Along with Denmark, countries such as Sweden have reviewed the residence permits of asylum seekers from Syrian regions considered safe, such as the capital and its rural area. “A third of the documented cases involve human rights violations committed in Damascus or its province,” Amnesty International points out.

The Danish Government has replied to the criticisms of European organizations and the UN that its objective is to discourage the arrival of refugees given the “unsustainable situation of the asylum system” of the 35,000 Syrian exiles, of whom more than 20,000 arrived in the wave Massive 2015. Those who have been selected for repatriation to safe areas may end up in a deportation center and lose their work permits.

Ismail, who was detained in four different sections of the intelligence services for three and a half months upon his return to Syria, recounts his ordeal starkly. “They gave me electric shocks between my eyes.

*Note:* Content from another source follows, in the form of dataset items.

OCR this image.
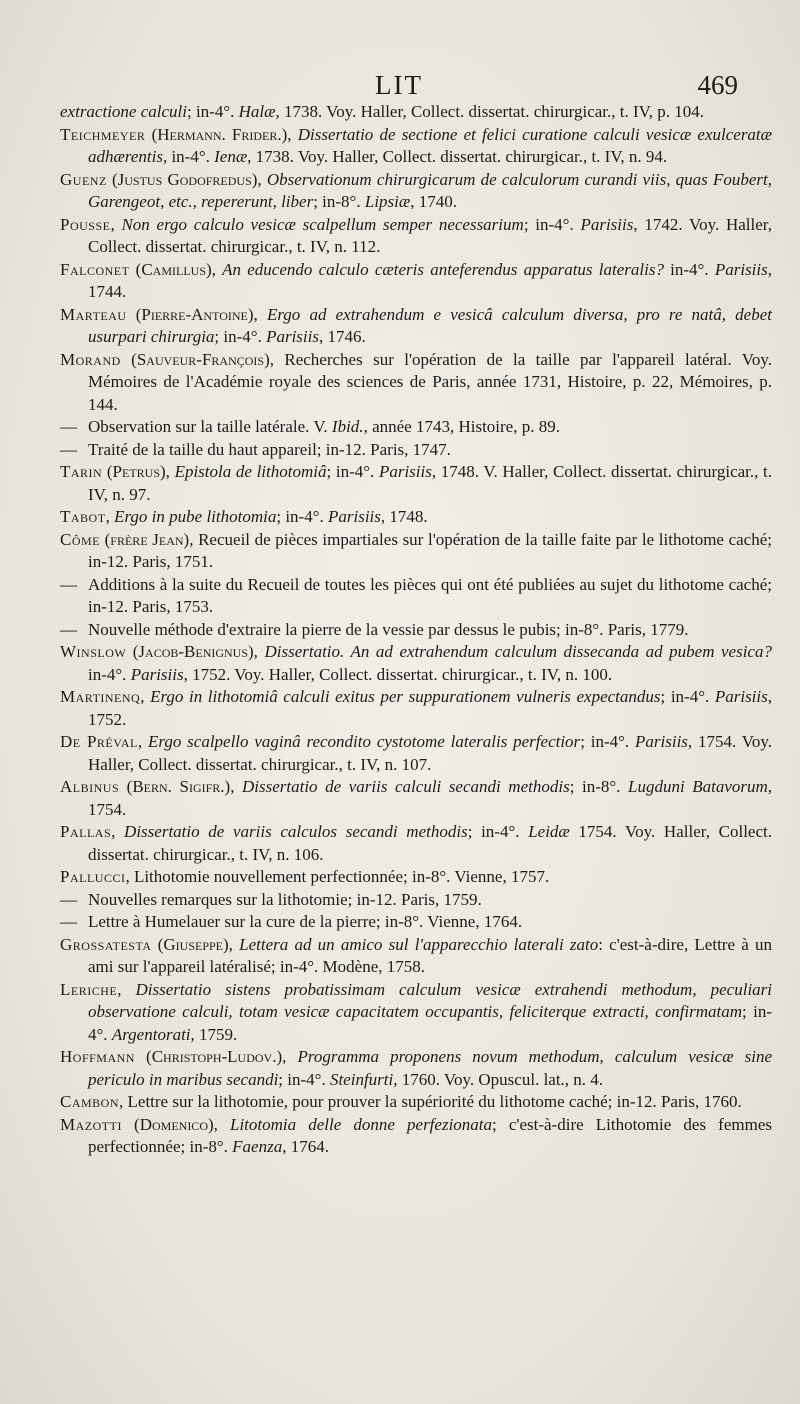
LIT	469

extractione calculi; in-4°. Halæ, 1738. Voy. Haller, Collect. dissertat. chirurgicar., t. IV, p. 104.

Teichmeyer (Hermann. Frider.), Dissertatio de sectione et felici curatione calculi vesicæ exulceratæ adhærentis, in-4°. Ienæ, 1738. Voy. Haller, Collect. dissertat. chirurgicar., t. IV, n. 94.

Guenz (Justus Godofredus), Observationum chirurgicarum de calculorum curandi viis, quas Foubert, Garengeot, etc., repererunt, liber; in-8°. Lipsiæ, 1740.

Pousse, Non ergo calculo vesicæ scalpellum semper necessarium; in-4°. Parisiis, 1742. Voy. Haller, Collect. dissertat. chirurgicar., t. IV, n. 112.

Falconet (Camillus), An educendo calculo cæteris anteferendus apparatus lateralis? in-4°. Parisiis, 1744.

Marteau (Pierre-Antoine), Ergo ad extrahendum e vesicâ calculum diversa, pro re natâ, debet usurpari chirurgia; in-4°. Parisiis, 1746.

Morand (Sauveur-François), Recherches sur l'opération de la taille par l'appareil latéral. Voy. Mémoires de l'Académie royale des sciences de Paris, année 1731, Histoire, p. 22, Mémoires, p. 144.

— Observation sur la taille latérale. V. Ibid., année 1743, Histoire, p. 89.

— Traité de la taille du haut appareil; in-12. Paris, 1747.

Tarin (Petrus), Epistola de lithotomiâ; in-4°. Parisiis, 1748. V. Haller, Collect. dissertat. chirurgicar., t. IV, n. 97.

Tabot, Ergo in pube lithotomia; in-4°. Parisiis, 1748.

Côme (frère Jean), Recueil de pièces impartiales sur l'opération de la taille faite par le lithotome caché; in-12. Paris, 1751.

— Additions à la suite du Recueil de toutes les pièces qui ont été publiées au sujet du lithotome caché; in-12. Paris, 1753.

— Nouvelle méthode d'extraire la pierre de la vessie par dessus le pubis; in-8°. Paris, 1779.

Winslow (Jacob-Benignus), Dissertatio. An ad extrahendum calculum dissecanda ad pubem vesica? in-4°. Parisiis, 1752. Voy. Haller, Collect. dissertat. chirurgicar., t. IV, n. 100.

Martinenq, Ergo in lithotomiâ calculi exitus per suppurationem vulneris expectandus; in-4°. Parisiis, 1752.

De Préval, Ergo scalpello vaginâ recondito cystotome lateralis perfectior; in-4°. Parisiis, 1754. Voy. Haller, Collect. dissertat. chirurgicar., t. IV, n. 107.

Albinus (Bern. Sigifr.), Dissertatio de variis calculi secandi methodis; in-8°. Lugduni Batavorum, 1754.

Pallas, Dissertatio de variis calculos secandi methodis; in-4°. Leidæ 1754. Voy. Haller, Collect. dissertat. chirurgicar., t. IV, n. 106.

Pallucci, Lithotomie nouvellement perfectionnée; in-8°. Vienne, 1757.

— Nouvelles remarques sur la lithotomie; in-12. Paris, 1759.

— Lettre à Humelauer sur la cure de la pierre; in-8°. Vienne, 1764.

Grossatesta (Giuseppe), Lettera ad un amico sul l'apparecchio laterali zato: c'est-à-dire, Lettre à un ami sur l'appareil latéralisé; in-4°. Modène, 1758.

Leriche, Dissertatio sistens probatissimam calculum vesicæ extrahendi methodum, peculiari observatione calculi, totam vesicæ capacitatem occupantis, feliciterque extracti, confirmatam; in-4°. Argentorati, 1759.

Hoffmann (Christoph-Ludov.), Programma proponens novum methodum, calculum vesicæ sine periculo in maribus secandi; in-4°. Steinfurti, 1760. Voy. Opuscul. lat., n. 4.

Cambon, Lettre sur la lithotomie, pour prouver la supériorité du lithotome caché; in-12. Paris, 1760.

Mazotti (Domenico), Litotomia delle donne perfezionata; c'est-à-dire Lithotomie des femmes perfectionnée; in-8°. Faenza, 1764.
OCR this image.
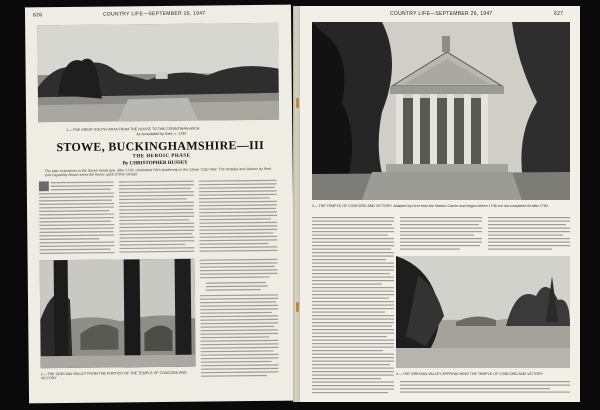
626	COUNTRY LIFE—SEPTEMBER 26, 1947
1.—THE GREAT SOUTH VISTA FROM THE HOUSE TO THE CORINTHIAN ARCH
As remodelled by Kent, c. 1740
STOWE, BUCKINGHAMSHIRE—III
THE HEROIC PHASE
By CHRISTOPHER HUSSEY
The later extensions in the Stowe landscape, after 1733, celebrated Pitt's leadership in the Stowe 'Cato' War. The temples and statues by Kent and Capability Brown show the heroic spirit of their design.
2.—THE GRECIAN VALLEY FROM THE PORTICO OF THE TEMPLE OF CONCORD AND VICTORY
COUNTRY LIFE—SEPTEMBER 26, 1947	627
3.—THE TEMPLE OF CONCORD AND VICTORY. Adapted by Kent from the Maison Carrée and begun before 1746 but not completed till after 1763
4.—THE GRECIAN VALLEY APPROACHING THE TEMPLE OF CONCORD AND VICTORY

I felt my whole brain shake. I wished for death ”, he describes in his testimony the torture he suffered. Refugees fear for their lives if they are forced to return to territories under the control of the Damascus regime, Amnesty International researchers conclude.

Following a short-lived ceasefire agreement, Syrian forces this week resumed attacks on the Al Balad district of the southern Syrian city of Deraa, according to the Syrian Observatory for Human Rights, which has informants on the ground. After two months of siege, more than 50,000 civilians have fled the city, which remained in the hands of the insurgents from 2011 to 2018, when a capitulation agreement was reached.

In return, government troops agreed not to take control of Deraa Al Balad and leave it to civilians. Up to now. Thousands of fighters and their families have refused to be forcibly displaced to Idlib province, the last insurgent stronghold in the northeast of the country, and are demanding to be able to leave safely through the borders of Turkey or Jordan.